Recently, the TSLC1 (tumor suppressor in lung cancer 1) gene has been identified as a novel tumor suppressor in human nonsmall cell lung carcinoma. To the authors' knowledge, the clinical relevance of TSLC1 gene expression has not been studied using patient data and surgical samples. The current study was designed to evaluate whether the TSLC1 gene can serve as a target for the prognostic determination of patients with pulmonary adenocarcinoma. A total of 38 patients who were surgically treated for proven primary lung adenocarcinoma were enrolled in the current study. Surgical specimens were examined for TSLC1 protein expression immunohistochemically and by Western blot analysis. The correlation between levels of TSLC1 expression and pathologic characteristics, as well as prognosis, was investigated. All patients underwent a potentially curative resection of their tumor. TSLC1 antigen expression as evaluated by immunohistochemistry was confirmed by immunoblotting. The expression of TSLC1 protein was found to be inversely correlated with advanced disease stage, lymph node involvement, lymphatic permeation, and vascular invasion. The 4-year overall survival rates of patients with a tumor demonstrating high (> 70% positive cells [n = 14 patients]), intermediate (20-70% positive cells [n = 10 patients]), and low (< 20% positive cells [n = 14 patients]) expression of the TSLC1 antigen were 84%, 28%, and 7%, respectively. In addition, the disease-free survival of patients with a tumor that demonstrated a high percentage of TSLC1 protein-positive cells was reported to be significantly better than that of patients with a tumor that showed a low percentage of TSLC1 protein-positive cells.
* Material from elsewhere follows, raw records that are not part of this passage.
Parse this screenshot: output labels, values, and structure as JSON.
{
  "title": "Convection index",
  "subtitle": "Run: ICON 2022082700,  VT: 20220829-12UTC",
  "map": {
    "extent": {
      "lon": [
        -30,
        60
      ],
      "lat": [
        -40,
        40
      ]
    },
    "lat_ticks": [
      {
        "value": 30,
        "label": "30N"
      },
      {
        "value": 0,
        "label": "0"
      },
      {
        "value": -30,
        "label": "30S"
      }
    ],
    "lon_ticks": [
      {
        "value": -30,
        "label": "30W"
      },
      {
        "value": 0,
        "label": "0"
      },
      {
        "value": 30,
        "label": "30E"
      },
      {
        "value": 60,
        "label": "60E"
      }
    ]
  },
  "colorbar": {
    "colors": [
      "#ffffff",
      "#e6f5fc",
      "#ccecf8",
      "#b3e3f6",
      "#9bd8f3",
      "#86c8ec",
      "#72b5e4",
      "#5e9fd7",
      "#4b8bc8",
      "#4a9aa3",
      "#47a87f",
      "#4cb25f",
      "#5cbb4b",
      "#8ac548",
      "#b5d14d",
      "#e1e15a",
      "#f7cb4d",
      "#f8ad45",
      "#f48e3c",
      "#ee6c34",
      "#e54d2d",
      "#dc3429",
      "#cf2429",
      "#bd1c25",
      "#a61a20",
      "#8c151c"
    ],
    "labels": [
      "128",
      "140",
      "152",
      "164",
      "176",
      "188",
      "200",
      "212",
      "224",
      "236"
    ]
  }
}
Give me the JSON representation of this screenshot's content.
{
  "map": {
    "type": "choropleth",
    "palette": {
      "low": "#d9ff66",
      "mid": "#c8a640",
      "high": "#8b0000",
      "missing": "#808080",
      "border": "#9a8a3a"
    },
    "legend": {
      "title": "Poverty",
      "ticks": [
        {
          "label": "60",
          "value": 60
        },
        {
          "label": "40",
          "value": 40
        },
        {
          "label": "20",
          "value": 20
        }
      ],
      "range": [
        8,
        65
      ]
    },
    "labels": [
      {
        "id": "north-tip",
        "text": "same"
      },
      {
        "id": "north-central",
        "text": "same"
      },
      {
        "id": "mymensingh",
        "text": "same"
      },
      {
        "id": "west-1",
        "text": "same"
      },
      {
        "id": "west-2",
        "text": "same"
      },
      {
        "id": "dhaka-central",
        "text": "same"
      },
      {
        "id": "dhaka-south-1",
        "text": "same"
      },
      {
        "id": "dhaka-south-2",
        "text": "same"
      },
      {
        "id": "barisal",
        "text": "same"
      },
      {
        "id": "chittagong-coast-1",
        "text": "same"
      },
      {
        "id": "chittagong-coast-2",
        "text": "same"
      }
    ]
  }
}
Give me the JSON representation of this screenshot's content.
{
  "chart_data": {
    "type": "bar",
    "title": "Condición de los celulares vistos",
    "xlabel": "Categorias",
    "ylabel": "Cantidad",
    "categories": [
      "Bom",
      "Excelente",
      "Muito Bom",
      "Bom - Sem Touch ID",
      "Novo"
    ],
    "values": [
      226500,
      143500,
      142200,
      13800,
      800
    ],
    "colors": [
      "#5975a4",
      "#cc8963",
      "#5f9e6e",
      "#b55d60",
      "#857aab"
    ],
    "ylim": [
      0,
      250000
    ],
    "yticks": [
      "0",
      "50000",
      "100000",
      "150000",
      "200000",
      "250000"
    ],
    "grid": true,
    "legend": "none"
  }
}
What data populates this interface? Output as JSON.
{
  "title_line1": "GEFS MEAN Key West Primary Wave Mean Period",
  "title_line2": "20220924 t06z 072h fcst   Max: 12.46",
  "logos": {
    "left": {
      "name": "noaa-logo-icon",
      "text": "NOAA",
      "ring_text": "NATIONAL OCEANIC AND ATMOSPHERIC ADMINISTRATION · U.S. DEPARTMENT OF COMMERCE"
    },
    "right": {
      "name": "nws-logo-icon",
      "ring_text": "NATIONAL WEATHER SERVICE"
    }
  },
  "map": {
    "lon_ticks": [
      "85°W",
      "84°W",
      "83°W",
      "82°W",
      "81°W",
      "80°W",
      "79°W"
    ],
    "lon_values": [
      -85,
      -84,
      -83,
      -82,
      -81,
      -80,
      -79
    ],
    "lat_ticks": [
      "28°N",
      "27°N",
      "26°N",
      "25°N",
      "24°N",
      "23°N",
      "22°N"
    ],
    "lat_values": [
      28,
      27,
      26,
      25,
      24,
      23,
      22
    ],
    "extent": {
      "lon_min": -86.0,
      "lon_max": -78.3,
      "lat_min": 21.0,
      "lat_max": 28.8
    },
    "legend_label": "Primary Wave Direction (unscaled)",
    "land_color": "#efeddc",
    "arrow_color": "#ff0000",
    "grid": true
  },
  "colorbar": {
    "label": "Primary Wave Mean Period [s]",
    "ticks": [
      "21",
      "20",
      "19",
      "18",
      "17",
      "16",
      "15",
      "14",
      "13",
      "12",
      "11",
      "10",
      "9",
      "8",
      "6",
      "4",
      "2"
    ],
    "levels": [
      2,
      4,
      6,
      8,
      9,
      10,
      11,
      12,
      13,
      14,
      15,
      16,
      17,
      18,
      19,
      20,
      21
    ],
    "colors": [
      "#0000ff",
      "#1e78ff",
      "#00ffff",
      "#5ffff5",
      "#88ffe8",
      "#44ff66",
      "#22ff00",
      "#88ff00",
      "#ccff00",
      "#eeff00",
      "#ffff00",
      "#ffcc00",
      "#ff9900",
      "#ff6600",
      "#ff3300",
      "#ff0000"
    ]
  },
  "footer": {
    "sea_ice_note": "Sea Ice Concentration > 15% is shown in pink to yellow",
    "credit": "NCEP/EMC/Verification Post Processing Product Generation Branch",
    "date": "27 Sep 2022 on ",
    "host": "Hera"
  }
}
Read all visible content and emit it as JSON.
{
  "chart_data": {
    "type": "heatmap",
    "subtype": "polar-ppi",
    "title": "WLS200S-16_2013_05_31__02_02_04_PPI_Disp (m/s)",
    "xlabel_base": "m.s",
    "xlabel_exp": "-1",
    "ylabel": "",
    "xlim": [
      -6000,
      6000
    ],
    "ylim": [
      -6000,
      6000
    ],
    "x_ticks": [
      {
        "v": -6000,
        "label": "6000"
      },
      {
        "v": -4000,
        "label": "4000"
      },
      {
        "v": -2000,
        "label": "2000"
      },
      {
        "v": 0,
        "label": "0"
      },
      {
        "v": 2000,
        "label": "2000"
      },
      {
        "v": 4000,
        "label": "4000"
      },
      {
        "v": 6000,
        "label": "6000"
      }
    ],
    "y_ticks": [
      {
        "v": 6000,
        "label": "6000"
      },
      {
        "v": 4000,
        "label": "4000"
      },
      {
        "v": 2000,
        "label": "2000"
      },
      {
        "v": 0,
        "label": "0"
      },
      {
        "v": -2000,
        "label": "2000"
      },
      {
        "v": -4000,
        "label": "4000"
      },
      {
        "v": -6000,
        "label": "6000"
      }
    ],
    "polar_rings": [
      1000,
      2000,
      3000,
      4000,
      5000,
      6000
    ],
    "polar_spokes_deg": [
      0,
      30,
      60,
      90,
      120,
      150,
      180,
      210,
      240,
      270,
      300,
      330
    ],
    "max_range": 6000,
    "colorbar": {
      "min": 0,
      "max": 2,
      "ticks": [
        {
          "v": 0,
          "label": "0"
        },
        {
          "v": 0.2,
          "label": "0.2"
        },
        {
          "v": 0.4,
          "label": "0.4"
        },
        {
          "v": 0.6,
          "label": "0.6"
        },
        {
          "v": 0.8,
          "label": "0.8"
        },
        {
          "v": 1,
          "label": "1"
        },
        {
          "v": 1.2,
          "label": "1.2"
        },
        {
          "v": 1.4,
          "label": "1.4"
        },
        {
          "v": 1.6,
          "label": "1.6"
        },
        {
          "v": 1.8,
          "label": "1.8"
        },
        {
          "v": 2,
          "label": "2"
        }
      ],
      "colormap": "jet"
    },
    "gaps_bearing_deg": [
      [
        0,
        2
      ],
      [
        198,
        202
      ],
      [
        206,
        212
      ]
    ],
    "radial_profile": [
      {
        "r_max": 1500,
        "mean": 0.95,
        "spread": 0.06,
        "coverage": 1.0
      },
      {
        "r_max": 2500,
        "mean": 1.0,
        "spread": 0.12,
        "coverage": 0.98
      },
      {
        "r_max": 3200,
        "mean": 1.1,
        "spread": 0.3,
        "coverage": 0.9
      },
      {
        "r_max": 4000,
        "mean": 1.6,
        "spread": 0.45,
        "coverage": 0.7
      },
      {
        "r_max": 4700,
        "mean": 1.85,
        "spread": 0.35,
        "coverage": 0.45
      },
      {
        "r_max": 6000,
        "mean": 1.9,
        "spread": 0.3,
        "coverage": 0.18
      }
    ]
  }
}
The loss or reduction of TSLC1 expression in resected lung adenocarcinoma cases was associated with a poor prognosis, indicating that TSLC1 represents a central effector gene for controlling the biologic aggressiveness of the tumor and that it is an essential biomarker for predicting patient prognosis. These data may help to detect those patients at high risk for recurrence who might benefit from additional therapeutic strategies such as adjuvant therapy.